Ces populations semblent signifier au pouvoir centralisateur que cette compétition ne les implique pas, toute initiative dans ces domaines leur échappant. L'exemple de Sophia-Antipolis (centre de recherche et d'industrie sur la Côte d'Azur) illustre bien les fausses décentralisations, puisqu'il ne s'agit que de déplacer des chercheurs français du nord au sud et de les installer dans une "ville" créée ex-nihilo : la visite de ce centre évoque une ville coloniale en territoire indigène.
Vous parlez d'impérialisme français en Corse, ce qui suppose un intérêt pour la France à conserver ce territoire sous son contrôle, or, si l'on regarde les chiffres, il apparaît nettement que la Corse est aujourd'hui une charge pour l'Etat, c'est-à-dire qu'elle coûte plus cher à l'ensemble des citoyens qu'elle ne leur rapporte. Expliquez cette contradiction.

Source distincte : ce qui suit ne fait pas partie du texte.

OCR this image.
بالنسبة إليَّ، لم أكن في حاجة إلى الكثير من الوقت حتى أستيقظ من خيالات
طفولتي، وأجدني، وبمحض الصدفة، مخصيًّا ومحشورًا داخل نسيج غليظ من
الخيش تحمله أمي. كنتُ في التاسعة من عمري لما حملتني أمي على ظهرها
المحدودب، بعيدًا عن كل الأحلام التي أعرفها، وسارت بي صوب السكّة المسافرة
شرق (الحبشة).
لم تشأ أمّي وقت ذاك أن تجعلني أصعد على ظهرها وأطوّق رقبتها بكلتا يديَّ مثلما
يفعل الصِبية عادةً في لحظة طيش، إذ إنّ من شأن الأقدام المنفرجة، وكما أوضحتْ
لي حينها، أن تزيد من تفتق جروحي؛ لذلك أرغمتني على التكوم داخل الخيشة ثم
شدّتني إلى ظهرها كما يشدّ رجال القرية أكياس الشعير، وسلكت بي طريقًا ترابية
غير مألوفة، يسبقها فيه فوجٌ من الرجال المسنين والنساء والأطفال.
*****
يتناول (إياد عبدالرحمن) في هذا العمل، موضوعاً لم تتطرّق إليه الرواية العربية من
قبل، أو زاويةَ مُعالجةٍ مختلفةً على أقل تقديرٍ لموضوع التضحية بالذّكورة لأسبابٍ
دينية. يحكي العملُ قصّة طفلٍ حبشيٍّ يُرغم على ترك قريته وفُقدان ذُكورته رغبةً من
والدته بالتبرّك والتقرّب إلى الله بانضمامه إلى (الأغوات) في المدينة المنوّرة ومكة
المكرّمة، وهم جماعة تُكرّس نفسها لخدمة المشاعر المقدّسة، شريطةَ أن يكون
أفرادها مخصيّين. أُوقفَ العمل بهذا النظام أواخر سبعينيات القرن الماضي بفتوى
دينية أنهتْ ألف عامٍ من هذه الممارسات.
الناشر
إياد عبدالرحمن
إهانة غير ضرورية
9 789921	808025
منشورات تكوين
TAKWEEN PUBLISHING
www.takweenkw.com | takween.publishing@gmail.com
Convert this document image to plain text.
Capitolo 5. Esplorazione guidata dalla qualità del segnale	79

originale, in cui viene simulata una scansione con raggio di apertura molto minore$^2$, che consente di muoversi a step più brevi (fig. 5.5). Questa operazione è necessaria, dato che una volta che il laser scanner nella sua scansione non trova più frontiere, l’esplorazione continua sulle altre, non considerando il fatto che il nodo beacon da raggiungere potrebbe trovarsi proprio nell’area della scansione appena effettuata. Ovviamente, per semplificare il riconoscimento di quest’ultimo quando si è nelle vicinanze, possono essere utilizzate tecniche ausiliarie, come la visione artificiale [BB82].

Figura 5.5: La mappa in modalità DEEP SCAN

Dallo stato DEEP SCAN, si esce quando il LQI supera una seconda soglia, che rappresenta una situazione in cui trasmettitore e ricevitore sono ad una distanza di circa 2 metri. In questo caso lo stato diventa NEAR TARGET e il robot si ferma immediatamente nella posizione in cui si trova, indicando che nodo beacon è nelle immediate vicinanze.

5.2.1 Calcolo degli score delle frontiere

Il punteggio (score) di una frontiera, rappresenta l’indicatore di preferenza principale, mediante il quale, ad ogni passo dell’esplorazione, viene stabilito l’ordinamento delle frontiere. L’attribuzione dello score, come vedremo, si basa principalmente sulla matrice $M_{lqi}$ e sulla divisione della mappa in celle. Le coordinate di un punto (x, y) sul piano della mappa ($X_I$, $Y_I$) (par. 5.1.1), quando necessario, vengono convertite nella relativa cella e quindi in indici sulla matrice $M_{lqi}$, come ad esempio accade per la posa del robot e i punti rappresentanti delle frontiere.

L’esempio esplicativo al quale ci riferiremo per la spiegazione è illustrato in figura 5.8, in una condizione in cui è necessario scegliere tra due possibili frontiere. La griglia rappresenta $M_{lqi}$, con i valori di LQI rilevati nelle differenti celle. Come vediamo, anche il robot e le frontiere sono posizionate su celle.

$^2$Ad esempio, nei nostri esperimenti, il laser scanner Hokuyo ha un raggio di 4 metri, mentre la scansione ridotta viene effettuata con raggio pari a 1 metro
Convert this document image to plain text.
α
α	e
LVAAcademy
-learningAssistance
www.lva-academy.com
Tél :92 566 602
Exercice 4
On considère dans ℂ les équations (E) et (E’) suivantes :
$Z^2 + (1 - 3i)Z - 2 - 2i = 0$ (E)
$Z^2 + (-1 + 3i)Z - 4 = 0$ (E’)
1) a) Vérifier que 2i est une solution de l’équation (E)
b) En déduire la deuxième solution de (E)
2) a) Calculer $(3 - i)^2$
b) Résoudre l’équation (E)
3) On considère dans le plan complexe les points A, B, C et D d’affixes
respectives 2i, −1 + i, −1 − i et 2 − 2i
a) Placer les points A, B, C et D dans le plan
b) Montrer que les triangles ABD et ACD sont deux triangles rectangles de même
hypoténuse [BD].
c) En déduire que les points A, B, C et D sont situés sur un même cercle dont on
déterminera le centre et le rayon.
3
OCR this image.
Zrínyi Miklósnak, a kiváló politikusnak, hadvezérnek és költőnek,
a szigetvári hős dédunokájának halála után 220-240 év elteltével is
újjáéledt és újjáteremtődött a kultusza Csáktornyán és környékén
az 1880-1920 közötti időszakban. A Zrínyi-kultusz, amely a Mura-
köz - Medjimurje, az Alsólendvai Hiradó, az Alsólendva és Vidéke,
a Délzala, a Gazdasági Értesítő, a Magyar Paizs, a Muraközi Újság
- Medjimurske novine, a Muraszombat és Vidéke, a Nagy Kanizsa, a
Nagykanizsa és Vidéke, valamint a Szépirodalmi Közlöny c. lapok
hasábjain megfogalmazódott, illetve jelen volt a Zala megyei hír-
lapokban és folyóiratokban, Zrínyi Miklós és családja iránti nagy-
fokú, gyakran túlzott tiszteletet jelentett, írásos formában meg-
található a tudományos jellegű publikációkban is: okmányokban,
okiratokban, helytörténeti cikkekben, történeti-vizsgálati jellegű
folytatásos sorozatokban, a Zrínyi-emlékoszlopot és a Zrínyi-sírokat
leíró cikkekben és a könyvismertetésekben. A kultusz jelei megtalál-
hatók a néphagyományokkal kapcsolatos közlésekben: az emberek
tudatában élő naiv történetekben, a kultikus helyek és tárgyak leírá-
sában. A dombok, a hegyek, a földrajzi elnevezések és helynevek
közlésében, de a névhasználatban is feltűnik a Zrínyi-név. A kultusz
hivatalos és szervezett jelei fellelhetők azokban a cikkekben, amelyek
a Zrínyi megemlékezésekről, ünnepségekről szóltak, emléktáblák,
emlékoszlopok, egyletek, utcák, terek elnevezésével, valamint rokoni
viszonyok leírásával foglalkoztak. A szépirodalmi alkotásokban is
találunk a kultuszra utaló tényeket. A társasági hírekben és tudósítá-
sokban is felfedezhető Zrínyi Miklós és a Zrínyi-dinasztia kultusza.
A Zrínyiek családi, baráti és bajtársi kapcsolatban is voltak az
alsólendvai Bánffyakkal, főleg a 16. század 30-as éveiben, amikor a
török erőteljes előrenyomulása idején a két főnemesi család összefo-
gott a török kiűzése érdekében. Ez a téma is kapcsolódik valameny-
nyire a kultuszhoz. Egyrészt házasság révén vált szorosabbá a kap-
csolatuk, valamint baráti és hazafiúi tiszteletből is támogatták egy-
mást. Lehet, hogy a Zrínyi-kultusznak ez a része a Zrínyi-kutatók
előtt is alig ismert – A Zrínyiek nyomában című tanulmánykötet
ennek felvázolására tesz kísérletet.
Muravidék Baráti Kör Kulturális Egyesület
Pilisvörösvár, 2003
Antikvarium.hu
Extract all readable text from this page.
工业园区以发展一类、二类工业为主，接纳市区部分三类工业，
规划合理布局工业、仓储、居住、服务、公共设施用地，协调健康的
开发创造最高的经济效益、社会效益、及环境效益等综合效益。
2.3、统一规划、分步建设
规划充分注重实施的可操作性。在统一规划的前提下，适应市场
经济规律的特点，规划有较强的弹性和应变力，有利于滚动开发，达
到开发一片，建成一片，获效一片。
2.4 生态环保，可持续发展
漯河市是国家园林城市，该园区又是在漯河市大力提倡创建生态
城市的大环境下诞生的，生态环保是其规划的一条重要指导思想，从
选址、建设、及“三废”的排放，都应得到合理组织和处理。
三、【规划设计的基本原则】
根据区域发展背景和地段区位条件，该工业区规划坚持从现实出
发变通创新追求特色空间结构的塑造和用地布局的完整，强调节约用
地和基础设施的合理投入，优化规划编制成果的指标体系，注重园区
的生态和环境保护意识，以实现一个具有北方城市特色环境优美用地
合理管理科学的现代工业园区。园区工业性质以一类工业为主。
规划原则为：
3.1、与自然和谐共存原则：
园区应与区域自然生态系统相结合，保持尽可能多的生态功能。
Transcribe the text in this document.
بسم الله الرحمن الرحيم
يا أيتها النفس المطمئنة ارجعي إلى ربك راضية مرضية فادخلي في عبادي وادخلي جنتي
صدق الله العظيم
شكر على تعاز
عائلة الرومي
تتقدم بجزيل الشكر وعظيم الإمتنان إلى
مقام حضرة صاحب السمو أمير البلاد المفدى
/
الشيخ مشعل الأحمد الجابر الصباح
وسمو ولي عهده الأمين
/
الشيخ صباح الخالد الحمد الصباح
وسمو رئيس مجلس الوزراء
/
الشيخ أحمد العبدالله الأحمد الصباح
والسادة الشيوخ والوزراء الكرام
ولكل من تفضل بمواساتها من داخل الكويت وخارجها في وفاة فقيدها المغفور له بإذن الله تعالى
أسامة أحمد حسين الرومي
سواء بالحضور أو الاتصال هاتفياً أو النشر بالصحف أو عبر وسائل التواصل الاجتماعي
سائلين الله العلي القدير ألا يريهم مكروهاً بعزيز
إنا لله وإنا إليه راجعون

Premièrement, si la Corse est une charge pour l'Etat français, elle ne l'est peut-être pas pour tous : surtout pas pour une fraction de la classe bourgeoise française qui vend ses produits en Corse. La Corse importe aujourd'hui beaucoup plus qu'il n'y a vingt ans sur le plan alimentaire.
Néanmoins, votre argument est justifié et paradoxalement donne raison aux thèses autonomistes. Certaines minorités sont devenues des charges pour la collectivité : l'on ne peut plus invoquer des questions de rentabilité alors que, dans un Etat démocratique, tous les citoyens sont censés être sur un pied d'égalité en ce qui concerne les prestations sociales. L'Etat centralisateur, ayant saigné ces régions au point qu'elles lui coûtent plus cher qu'elles ne lui rapportent, il ne lui reste plus que deux solutions :
1) soit refuser à ces régions les mêmes droits qu'aux Français et en faire, purement et simplement, des colonies.
2) soit accorder à ces régions l'autonomie.